Charlotte herself states the central theme of Kohler’s book, late in the story, when Jane Eyre has become an instant bestseller and its author the toast of London literary society. “People want to find out who she really is,” thinks Charlotte. “What they really want to know is whether she has written her own story into her novel; how much of it is true? How could she answer such a question? She doesn’t know the answer herself.”

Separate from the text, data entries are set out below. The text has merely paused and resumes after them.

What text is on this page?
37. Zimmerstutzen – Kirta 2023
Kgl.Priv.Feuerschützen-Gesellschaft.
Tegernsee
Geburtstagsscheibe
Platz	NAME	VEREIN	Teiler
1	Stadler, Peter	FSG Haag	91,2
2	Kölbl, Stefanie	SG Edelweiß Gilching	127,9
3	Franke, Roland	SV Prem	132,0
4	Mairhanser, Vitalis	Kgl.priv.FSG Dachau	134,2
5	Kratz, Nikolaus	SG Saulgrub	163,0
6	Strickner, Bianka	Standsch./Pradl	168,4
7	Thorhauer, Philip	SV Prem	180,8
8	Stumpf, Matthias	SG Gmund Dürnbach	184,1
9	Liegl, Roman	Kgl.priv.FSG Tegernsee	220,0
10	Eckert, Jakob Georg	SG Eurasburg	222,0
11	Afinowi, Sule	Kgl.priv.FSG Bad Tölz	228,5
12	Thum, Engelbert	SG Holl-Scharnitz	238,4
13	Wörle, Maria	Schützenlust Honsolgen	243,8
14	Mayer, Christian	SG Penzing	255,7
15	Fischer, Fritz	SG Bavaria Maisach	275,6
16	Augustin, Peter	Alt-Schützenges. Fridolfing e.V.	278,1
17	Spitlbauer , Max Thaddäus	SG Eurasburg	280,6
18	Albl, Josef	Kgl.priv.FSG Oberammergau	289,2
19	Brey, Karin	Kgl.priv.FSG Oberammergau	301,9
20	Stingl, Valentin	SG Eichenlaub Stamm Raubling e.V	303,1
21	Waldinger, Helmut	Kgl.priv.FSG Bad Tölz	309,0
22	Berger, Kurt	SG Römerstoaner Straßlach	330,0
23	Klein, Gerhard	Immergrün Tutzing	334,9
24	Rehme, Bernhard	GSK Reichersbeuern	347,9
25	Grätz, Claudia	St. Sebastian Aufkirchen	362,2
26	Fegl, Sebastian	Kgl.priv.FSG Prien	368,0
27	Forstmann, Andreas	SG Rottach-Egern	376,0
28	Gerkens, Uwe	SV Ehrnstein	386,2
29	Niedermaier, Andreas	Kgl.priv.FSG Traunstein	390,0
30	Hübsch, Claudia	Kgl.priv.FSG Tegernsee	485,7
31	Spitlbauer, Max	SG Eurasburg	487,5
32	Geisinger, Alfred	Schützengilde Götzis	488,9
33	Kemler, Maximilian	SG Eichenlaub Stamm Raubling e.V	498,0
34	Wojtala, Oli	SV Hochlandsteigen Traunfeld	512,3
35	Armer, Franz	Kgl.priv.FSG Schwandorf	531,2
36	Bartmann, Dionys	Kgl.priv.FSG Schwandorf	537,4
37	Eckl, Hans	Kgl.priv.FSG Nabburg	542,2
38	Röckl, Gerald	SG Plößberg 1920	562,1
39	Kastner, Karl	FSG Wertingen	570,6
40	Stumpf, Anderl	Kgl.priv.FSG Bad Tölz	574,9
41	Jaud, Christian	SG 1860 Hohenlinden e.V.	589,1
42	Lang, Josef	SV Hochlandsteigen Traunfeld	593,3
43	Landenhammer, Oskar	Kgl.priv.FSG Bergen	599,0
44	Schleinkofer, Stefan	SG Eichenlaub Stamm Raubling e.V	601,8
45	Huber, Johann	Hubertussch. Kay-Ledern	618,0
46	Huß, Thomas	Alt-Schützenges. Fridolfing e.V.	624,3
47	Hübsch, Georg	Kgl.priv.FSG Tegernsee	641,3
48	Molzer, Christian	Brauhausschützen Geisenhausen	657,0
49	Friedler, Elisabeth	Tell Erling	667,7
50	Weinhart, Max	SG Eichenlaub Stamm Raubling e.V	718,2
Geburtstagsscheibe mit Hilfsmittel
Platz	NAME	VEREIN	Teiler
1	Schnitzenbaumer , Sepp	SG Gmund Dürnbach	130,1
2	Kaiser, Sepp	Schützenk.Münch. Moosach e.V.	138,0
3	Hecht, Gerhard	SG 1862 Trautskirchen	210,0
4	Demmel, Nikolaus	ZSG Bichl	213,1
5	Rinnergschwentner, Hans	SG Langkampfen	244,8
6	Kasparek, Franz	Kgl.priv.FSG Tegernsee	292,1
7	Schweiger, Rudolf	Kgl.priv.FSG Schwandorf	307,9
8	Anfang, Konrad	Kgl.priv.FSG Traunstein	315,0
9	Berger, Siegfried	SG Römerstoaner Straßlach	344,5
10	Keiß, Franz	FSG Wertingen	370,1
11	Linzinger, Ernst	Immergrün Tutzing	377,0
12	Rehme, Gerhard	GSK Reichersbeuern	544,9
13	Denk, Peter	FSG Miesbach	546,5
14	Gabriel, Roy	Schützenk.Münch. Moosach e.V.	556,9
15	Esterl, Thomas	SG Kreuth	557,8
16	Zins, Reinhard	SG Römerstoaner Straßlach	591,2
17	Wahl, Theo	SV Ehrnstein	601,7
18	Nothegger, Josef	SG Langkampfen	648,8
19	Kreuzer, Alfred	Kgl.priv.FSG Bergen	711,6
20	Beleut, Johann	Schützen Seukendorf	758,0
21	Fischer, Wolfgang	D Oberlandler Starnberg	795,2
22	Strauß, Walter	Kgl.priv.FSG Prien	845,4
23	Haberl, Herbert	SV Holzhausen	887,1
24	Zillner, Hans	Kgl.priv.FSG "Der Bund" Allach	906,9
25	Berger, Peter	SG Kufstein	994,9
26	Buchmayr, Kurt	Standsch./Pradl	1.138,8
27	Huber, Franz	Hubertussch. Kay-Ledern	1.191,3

For a writer, Becoming Jane Eyre is nothing less than a tutorial, not only in the means of manufacturing plot from the raw material of our lives, but also in the more subtle art of creating compelling characters, chiefly by careful and insightful observation of real people. Here, for example, is Kohler describing how Charlotte, on her first meeting with the domineering mother of her publisher, sizes up the woman, doubtless storing the details of this first impression for later use. “She likes the mother’s lively brown eyes, her clear cheek, the way she offered her warm hand so promptly on greeting her. She likes her decided bearing, her strong profile seen in the half light of the opera box. A handsome woman and certainly, this evening, all amiability, all graciousness. She likes the way she scolds her son jokingly, takes him to task as though he were still a boy, the way he calls her ‘Old Lady.’ ”
As adept as she is at describing how a writer sees and thinks, it was Kohler’s description of a sensitive mind paying attention to sound that drew me into her book, which begins and ends with Charlotte’s father lying in darkness, listening to the scratching of his daughter’s pencil on paper. “Apart from the scratching, he can hear little except an occasional cry, the rumble of carriage wheels below, the call of a city bird,” writes Kohler. “He hungers for the wild sounds of his hill-village home: the low keening of the wind over moors, the bark of a dog, the cries of crows, the tolling of his church bell.”
It might be argued that plenty had already been written, filmed, and said about Charlotte Bronte’s masterpiece, but we are fortunate that Sheila Kohler was inspired to imagine how the tale took shape in its own author’s singular mind.